The code using the Distinct is:

    static void Main(string[] args)
    {
        string[] filePath = {   @"C:\temp\html\1.html",
                                @"C:\temp\html\2.html",
                                @"C:\temp\html\3.html",
                                @"C:\temp\html\4.html",
                                @"C:\temp\html\5.html"};

        int index = 0;

        foreach (var path in filePath)
        {
            var parser = new HtmlParser();

            var list = parser.Parse(path);

            var unique = list.Distinct();

            foreach (var elem in unique)
            {
                var full = new FileInfo(path).Name;
                var file = full.Substring(0, full.Length - 5);
                Console.WriteLine((++index).ToString().PadRight(5) + file.PadRight(20) + elem);
            }
        }

        Console.ReadKey();
    }

What has to be done to get Distinct() working?

4

There are 4 best solutions below

5
On BEST ANSWER

You need to actually pass the IEqualityComparer that you've created to Disctinct when you call it. It has two overloads, one accepting no parameters and one accepting an IEqualityComparer.
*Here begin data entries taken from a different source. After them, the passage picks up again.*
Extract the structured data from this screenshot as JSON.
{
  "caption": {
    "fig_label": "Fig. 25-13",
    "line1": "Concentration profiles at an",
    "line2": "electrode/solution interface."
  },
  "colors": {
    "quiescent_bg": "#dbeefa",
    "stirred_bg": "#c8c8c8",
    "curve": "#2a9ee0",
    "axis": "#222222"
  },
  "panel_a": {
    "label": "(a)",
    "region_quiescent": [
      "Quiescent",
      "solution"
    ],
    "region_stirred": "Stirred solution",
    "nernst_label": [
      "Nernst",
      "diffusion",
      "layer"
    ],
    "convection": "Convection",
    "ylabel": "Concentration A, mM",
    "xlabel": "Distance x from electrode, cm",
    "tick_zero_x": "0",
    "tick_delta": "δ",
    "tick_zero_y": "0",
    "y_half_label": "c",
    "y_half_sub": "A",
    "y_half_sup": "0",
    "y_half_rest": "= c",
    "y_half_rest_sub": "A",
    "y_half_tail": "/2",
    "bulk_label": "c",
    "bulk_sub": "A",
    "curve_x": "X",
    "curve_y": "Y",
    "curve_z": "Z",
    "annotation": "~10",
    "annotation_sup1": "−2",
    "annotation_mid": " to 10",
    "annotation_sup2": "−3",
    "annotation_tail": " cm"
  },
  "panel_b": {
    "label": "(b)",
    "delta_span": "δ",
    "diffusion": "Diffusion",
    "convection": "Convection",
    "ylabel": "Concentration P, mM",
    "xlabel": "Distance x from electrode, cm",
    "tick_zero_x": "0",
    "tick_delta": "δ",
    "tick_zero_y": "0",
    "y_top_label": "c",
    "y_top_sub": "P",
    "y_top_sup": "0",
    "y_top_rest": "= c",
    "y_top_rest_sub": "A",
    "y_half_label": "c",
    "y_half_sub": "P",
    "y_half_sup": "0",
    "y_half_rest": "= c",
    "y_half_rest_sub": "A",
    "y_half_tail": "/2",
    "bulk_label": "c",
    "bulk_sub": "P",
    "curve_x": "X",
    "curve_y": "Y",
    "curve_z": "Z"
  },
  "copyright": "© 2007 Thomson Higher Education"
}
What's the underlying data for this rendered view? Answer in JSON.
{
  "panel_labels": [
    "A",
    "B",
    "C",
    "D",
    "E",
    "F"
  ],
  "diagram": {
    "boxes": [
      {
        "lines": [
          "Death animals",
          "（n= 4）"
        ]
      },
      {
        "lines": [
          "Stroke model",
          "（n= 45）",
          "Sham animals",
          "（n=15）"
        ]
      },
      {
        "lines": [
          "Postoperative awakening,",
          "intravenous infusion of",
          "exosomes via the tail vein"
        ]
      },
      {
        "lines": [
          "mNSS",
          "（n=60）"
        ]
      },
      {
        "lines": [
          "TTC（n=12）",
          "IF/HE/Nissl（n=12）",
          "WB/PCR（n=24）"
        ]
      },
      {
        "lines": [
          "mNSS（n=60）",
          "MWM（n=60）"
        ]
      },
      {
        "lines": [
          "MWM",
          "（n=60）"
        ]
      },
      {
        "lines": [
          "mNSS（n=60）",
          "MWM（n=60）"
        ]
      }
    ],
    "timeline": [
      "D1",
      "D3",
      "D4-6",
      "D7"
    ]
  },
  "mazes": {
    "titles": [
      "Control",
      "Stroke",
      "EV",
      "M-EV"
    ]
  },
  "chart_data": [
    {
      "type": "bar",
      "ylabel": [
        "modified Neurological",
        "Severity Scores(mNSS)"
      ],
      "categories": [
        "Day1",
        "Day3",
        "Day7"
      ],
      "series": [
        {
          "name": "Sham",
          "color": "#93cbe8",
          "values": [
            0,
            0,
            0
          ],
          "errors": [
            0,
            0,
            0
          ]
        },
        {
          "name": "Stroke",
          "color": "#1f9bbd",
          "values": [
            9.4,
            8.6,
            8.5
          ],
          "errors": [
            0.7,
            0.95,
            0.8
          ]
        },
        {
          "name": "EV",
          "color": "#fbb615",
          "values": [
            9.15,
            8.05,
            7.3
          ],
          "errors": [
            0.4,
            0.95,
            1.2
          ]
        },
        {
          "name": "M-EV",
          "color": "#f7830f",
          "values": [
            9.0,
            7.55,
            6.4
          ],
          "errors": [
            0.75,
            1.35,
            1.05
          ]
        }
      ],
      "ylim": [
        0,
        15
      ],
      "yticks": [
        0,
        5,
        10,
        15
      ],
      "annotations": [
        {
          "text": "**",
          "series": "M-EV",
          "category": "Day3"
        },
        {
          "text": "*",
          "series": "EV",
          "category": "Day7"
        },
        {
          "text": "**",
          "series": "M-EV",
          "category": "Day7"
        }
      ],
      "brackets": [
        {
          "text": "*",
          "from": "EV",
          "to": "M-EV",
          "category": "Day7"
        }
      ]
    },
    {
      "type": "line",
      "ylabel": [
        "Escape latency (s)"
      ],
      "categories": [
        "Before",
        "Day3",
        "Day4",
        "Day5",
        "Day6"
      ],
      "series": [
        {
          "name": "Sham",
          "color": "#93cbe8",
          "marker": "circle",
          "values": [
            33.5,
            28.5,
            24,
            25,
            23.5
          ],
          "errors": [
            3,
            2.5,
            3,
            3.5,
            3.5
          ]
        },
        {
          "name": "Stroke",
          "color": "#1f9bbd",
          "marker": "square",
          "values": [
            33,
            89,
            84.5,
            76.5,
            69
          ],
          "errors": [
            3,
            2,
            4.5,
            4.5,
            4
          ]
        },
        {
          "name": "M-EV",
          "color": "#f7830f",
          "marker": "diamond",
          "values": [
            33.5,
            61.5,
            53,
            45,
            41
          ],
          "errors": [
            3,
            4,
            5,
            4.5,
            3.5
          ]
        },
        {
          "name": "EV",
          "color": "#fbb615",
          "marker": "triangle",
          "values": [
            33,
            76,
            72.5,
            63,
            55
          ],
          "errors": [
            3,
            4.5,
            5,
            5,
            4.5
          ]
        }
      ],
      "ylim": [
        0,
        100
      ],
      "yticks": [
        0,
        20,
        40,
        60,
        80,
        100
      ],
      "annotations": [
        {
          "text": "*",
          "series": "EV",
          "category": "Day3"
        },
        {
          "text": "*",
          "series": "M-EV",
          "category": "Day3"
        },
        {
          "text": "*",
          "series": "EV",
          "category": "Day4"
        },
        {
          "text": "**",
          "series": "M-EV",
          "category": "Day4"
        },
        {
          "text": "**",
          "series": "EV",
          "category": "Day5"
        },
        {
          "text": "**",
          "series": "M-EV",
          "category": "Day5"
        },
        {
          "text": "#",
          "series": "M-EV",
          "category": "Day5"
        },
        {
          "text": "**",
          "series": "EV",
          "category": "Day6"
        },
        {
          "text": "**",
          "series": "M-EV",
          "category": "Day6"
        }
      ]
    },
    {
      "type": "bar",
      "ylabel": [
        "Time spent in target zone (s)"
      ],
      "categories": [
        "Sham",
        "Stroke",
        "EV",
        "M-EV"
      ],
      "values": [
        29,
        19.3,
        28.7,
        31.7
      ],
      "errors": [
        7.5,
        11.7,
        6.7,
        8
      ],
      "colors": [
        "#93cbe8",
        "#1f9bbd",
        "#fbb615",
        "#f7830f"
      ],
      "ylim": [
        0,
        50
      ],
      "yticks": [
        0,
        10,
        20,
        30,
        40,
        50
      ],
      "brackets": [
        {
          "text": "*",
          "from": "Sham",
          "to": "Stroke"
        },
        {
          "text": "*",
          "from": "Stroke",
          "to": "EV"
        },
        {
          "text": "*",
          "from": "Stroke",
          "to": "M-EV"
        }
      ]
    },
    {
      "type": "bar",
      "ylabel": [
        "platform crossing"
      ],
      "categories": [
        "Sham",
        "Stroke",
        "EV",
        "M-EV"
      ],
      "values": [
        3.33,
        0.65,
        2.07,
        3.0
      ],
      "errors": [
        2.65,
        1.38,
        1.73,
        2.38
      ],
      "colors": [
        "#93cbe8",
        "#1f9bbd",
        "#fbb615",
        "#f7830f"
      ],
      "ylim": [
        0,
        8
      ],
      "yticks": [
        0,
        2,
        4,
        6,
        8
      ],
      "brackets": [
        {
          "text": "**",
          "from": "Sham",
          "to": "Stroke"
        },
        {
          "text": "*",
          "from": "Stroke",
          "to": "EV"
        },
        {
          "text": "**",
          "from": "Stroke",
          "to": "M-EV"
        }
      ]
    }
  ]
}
If you don't provide a comparer the default is used, and the default comparer doesn't compare the objects as you want them to be compared.

5
On

Without using Distinct nor the comparer, how about:

list.GroupBy(x => x.ToString()).Select(x => x.First())

I know this solution is not the answer for the exact question, but I think is valid to be open for other solutions.

3
On

If you want to return distinct elements from sequences of objects of some custom data type, you have to implement the IEquatable generic interface in the class.

here is a sample implementation:

public class Product : IEquatable<Product>
{
    public string Name { get; set; }
    public int Code { get; set; }

    public bool Equals(Product other)
    {

        //Check whether the compared object is null.
        if (Object.ReferenceEquals(other, null)) return false;

        //Check whether the compared object references the same data.
        if (Object.ReferenceEquals(this, other)) return true;

        //Check whether the products' properties are equal.
        return Code.Equals(other.Code) && Name.Equals(other.Name);
    }

    // If Equals() returns true for a pair of objects 
    // then GetHashCode() must return the same value for these objects.

    public override int GetHashCode()
    {

        //Get hash code for the Name field if it is not null.
        int hashProductName = Name == null ? 0 : Name.GetHashCode();

        //Get hash code for the Code field.
        int hashProductCode = Code.GetHashCode();

        //Calculate the hash code for the product.
        return hashProductName ^ hashProductCode;
    }
}

And this is how you do the actual distinct:

Product[] products = { new Product { Name = "apple", Code = 9 }, 
                       new Product { Name = "orange", Code = 4 }, 
                       new Product { Name = "apple", Code = 9 }, 
                       new Product { Name = "lemon", Code = 12 } };

//Exclude duplicates.

IEnumerable<Product> noduplicates =
    products.Distinct();
6
On

If you are happy with defining the "distinctness" by a single property, you can do

list
    .GroupBy(x => x.Text)
    .Select(x => x.First())

to get a list of "unique" items.

No need to mess around with IEqualityComparer et al.